An international team of scientists including those from CSIRO hope to use an army of similar eyeball receivers to build the world's next mega-telescope, called the Square Kilometre Array (SKA), which would collect radio waves from the cosmos in patches scattered worldwide. Construction is set to start in 2010.
"The SKA would need tens of thousands of Luneburg lenses, each about five meters in diameter," says Peter Hall, CSIRO SKA program leader. "We need to find cheap and easy ways to mass-produce them."
CSIRO researchers plan to study the Luneburg lens's software so they can design their own spherical collectors for the mega-telescope.
The Luneberg lens is made of polystyrene and operates like an eyeball in two key ways: it focuses radiation to a single point and it can see more than one sky source at a time. Currently, most radio telescopes can see just one source at a time.
Radio Australia
The SKA is designed to be 100 times bigger than today's largest radio telescopes, all the better to capture the weak whispers from the early Universe.
Its total collecting area — one square kilometer (.62 miles) or a million square meters — will be comprised of many small surfaces, grouped in patches.
Concepts for the telescope range from arrays of small flat collectors in the ground to a swarm of satellite dishes. CSIRO hopes to advance the lens concept by developing lighter, cheaper materials that absorb less of the precious radio signal.
"These materials can be applied in many other areas of radio and antenna engineering," said Andrew Parfitt of CSIRO Telecommunications and Industrial Physics.
CSIRO's approach
CSIRO is a member of the Australian SKA consortium, which is coordinating Australia's participation in the project.
"We aim to build a 'demonstrator system' of lenses or flat collectors to show that the ideas will work," Hall said. "They'd be built alongside CSIRO's existing Australia Telescope at Narrabri and integrated with it."
This would both test the viability of the technology and make the Australia Telescope uniquely able to see many different parts of the sky at once.
"If we get the funding to do this we'll be letting contracts to Australian industries to build the collecting elements," Hall says.
Australia will unveil these plans at a major international meeting on the SKA that starts on 9 July at the University of California Berkeley.
Site testing under way
As well as undertaking technical work, Australia has also begun to test possible SKA sites — the first country to do so. Some initial site testing has been done in Western Australia.
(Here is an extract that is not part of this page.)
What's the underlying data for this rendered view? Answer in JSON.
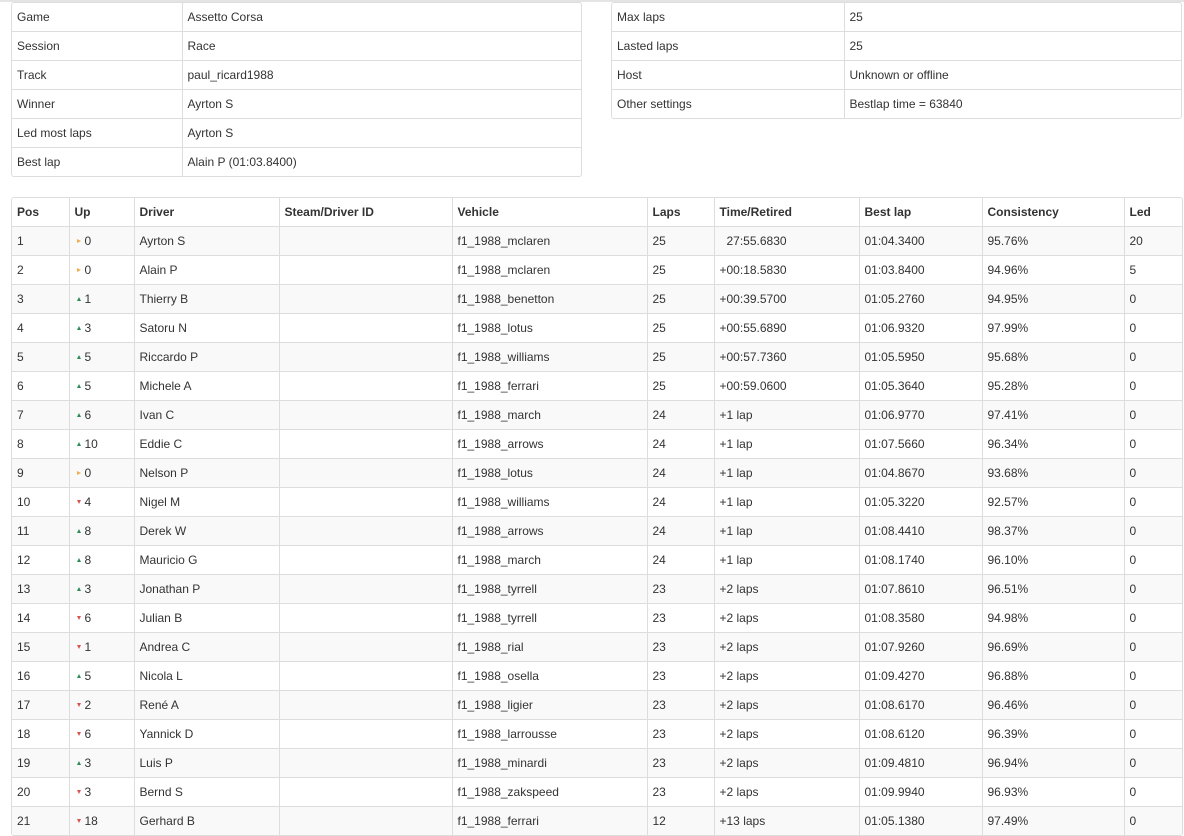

"The site has to meet various technical requirements. One of the most important is being in an area relatively free of man-made radio signals, which can swamp the extremely weak cosmic signals," Hall said. "In this respect, Australia has the edge over many other countries."
"The SKA site will be chosen by the international astronomy community in 2005," Hall says. "They know that Australia would be a good host country — it has an interference-free environment, is politically stable, it's technologically sophisticated and the climate is suitable."
"But we still need to do a lot of groundwork before we put in a bid to host."
The countries currently participating in the international SKA consortium are Australia, Canada, China, Germany, India, Italy, Poland, The Netherlands, Sweden, the U.K. and the United States.